東倉さん「テンパータイヤを外して、パンク修理キットに変えて、もっとバッテリーを大きくする方策も無くはないんだけど…」

 
木暮「はい。」

 
東倉さん「エクストレイルはハイブリッドである前に四駆の車だから、もうそこはこだわり。」

 
大塚「じゃあ、途中で(テンパータイヤを)外して、バッテリーを大きくしようという話はあったんですね。」

 
東倉さん「あー、もういっぱいありました。いっぱいあったけど、後ろからの衝突から守るために補強バーをいれて、バッテリーを守るというのがあって、しかもエリア限られているでしょ。そうすると、どうやって入れるかなって。だけどこれ(テンパータイヤ)ははずさない。」

 
木暮「入れるぞということですね。」

 
大塚「これはまずハイブリッドの前にエクストレイルなんだと。これがポリシーなんですね。」

 
東倉さん「そう。これがポリシー。」

 
2015_09_19_ラゲッジルームの秘密に感心するNCGメンバー

 
大塚「面白い事を聞かせて頂きました。」

 
東倉さん「ハイブリッドで燃費、燃費って言えばもっとできなくはないんだけど…だからタイヤもオールシーズンタイヤなの。」

 
大塚「夏、冬と変えなくていいんですね。
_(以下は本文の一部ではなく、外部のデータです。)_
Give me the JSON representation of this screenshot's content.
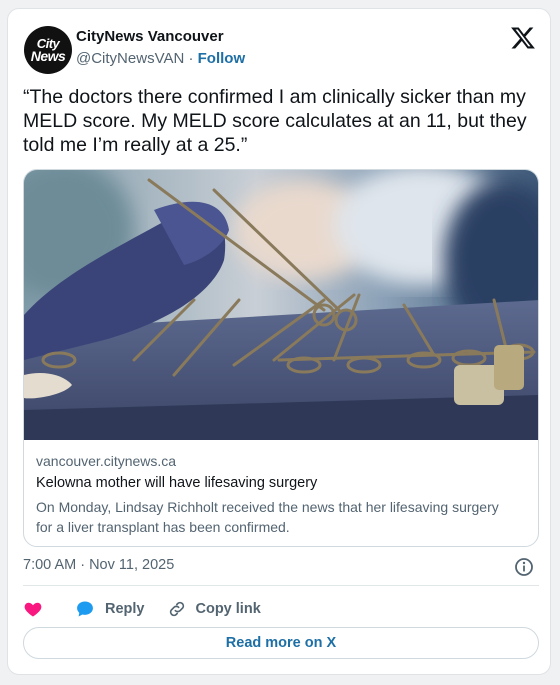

」

 
東倉さん「そう、基本は変えなくていける。秘話!」(笑)

 
木暮「ありがとうございます。大変だったんですね。」

 
東倉さん「そう、やっぱり僕一人じゃなくて大勢でやっているでしょ。色んな意見があるんだけど、皆がいい車にしようと思うことだよね。こういう方向だって言った時に、皆が一緒に行ってくれるか。リアは特に苦労してるんだよね。」

 
大塚「そういう、方向性って大事なんですよね。私達が乗った時はリアはわからなかったので。面白い話が聞けました。秘話ですね。」